E-Book, Deutsch, Band 7, 208 Seiten
Reihe: Feuer
Callahan Feuer - Schatten der Liebe
1. Auflage 2020
ISBN: 978-3-641-25014-0
Verlag: Heyne
Format: EPUB
Kopierschutz: 6 - ePub Watermark
Feuer 7 - Roman
E-Book, Deutsch, Band 7, 208 Seiten
Reihe: Feuer
ISBN: 978-3-641-25014-0
Verlag: Heyne
Format: EPUB
Kopierschutz: 6 - ePub Watermark
Coreene Callahan arbeitete nach ihrem Psychologiestudium zunächst als Innenarchitektin, bevor sie beschloss, sich ausschließlich ihrer ersten großen Liebe zu widmen: dem Schreiben. Sie lebt mit ihrer Familie in Kanada.
Weitere Infos & Material
1
CAIRNGORMS,
Schottische Highlands
Tydrin stand hoch oben auf der Klippe, die er am liebsten mochte, und beugte sich vor, um über den Rand zu spähen. Die Strahlen des Mondlichts fielen auf verwitterte Felswände, hüllten blanken Stein in sanftes Licht, stahlen sich tief in schmale Spalten, strebten dem Herzen des Berges entgegen. Er kniff seine lichtempfindlichen Augen zusammen, um sie vor dem grellen Leuchten zu schützen, und starrte in die Tiefe hinab, die die meisten als Weg in den sicheren Tod erachteten. Senkrecht abfallend. Eine Kaskade aus Eis und Schnee. Über tausend Fuß nichts als Felsen, die ihre schartigen Zähne fletschten.
Nett.
Schön.
Ein ordentlicher Sturz ins Chaos.
Das angemessene Ende für jemanden, jedoch nicht für ihn selbst. Zu springen würde keine Erlösung bringen und schon gar nicht ungeschehen machen, was er getan hatte. Die Vergangenheit nicht auslöschen.

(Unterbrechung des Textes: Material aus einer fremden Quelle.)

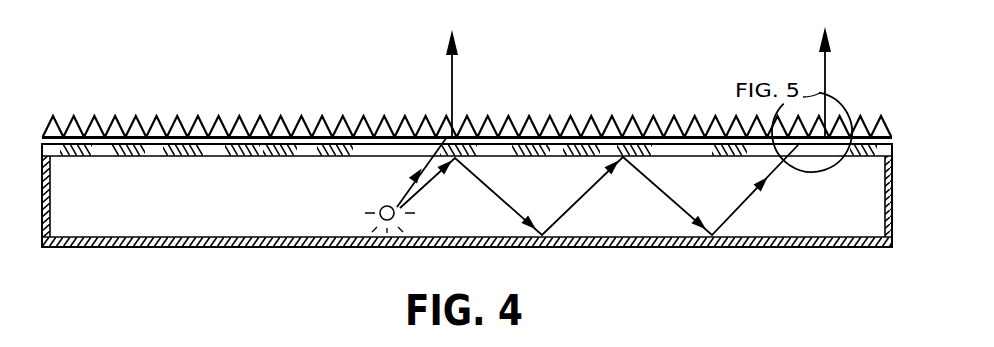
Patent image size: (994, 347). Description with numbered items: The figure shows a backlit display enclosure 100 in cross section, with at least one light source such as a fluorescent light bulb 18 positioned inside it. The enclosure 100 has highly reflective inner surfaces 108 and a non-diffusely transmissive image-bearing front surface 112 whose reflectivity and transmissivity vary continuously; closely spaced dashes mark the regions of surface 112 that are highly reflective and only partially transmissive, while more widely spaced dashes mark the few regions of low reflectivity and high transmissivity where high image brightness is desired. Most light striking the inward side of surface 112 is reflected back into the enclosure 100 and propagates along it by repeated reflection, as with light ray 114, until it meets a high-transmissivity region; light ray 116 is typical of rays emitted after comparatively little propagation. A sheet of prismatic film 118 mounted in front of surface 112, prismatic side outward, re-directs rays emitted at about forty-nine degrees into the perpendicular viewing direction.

Selbstvorwürfe ballten sich in seiner Brust zu einem Knoten zusammen, grausam und scharf, und Schmerz, dieses Ziehen der Fäden in seinem Innern, durchdrang ihn. Nicht sonderlich überraschend. Die Jahreszeit war der Auslöser dafür. Schon wieder. Wie immer. So unausweichlich wie der Wechsel der Gezeiten veränderten sich auch die Jahreszeiten, wurden die Nordwinde zu den arktischen Stürmen aufgepeitscht, die ihm nun die Haare ins Gesicht bliesen. Tydrin schüttelte den Kopf und strich sich die dunklen Strähnen aus den Augen. Am liebsten hätte er alles verdrängt. Der siebte Januar. Er verabscheute dieses Datum. Hasste seine jährliche Wiederkehr. Verzweifelte schier daran, dass die Monate stets so rasch vergingen und ihn unaufhaltsam dem Winter und der Abrechnung entgegenzerrten.
Buße. Erzwungene Wiedergutmachung. Schuldgefühle, die niemals abnahmen, ihn nie zur Ruhe kommen ließen.

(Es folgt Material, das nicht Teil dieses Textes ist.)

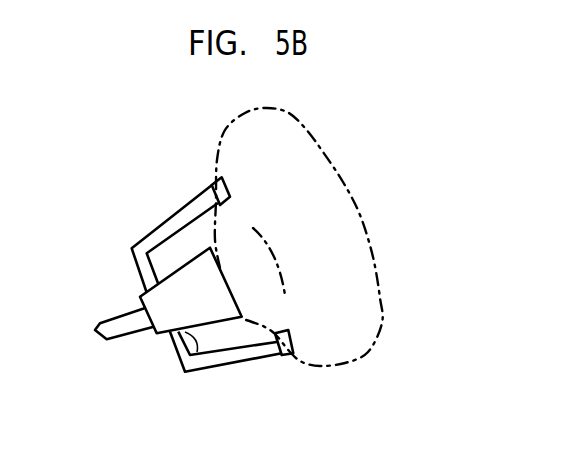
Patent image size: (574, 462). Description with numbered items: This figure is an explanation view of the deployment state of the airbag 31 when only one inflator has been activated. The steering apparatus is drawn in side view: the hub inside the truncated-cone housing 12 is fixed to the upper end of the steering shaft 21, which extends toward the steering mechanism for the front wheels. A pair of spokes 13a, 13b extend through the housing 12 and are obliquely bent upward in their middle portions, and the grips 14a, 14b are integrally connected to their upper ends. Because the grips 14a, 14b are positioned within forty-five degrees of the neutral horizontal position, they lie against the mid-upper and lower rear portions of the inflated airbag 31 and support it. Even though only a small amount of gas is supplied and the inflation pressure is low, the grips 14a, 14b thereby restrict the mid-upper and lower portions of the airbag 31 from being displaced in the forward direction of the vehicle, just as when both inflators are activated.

The housing 12 is at (177, 355).
The spoke 13a is at (218, 370).
The spoke 13b is at (160, 223).
The grip 14a is at (287, 357).
The grip 14b is at (216, 178).
The steering shaft 21 is at (115, 342).
The airbag 31 is at (341, 178).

Tydrin blickte zu den aufziehenden wirbelnden Sturmwolken empor und schob die Hände in die Vordertaschen seiner Lieblingsjeans. Den großen, gähnenden Eingang einer Höhle im Rücken, stellte er sich an seinen üblichen Platz, die nackten Füße bequem in ausgetretenen Vertiefungen platziert, die Schulter an die Felswand gelehnt. Eis drückte gegen seinen Arm. Die Kälte weckte seine Drachenhälfte, schärfte seine Sinne, während er ins Leere hinausstarrte. Ins Nichts. In das wirbelnde Schneetreiben der Mitternacht und die Schönheit des Schlupfwinkels in den Bergen, den er mit den anderen Mitgliedern seines Clans teilte.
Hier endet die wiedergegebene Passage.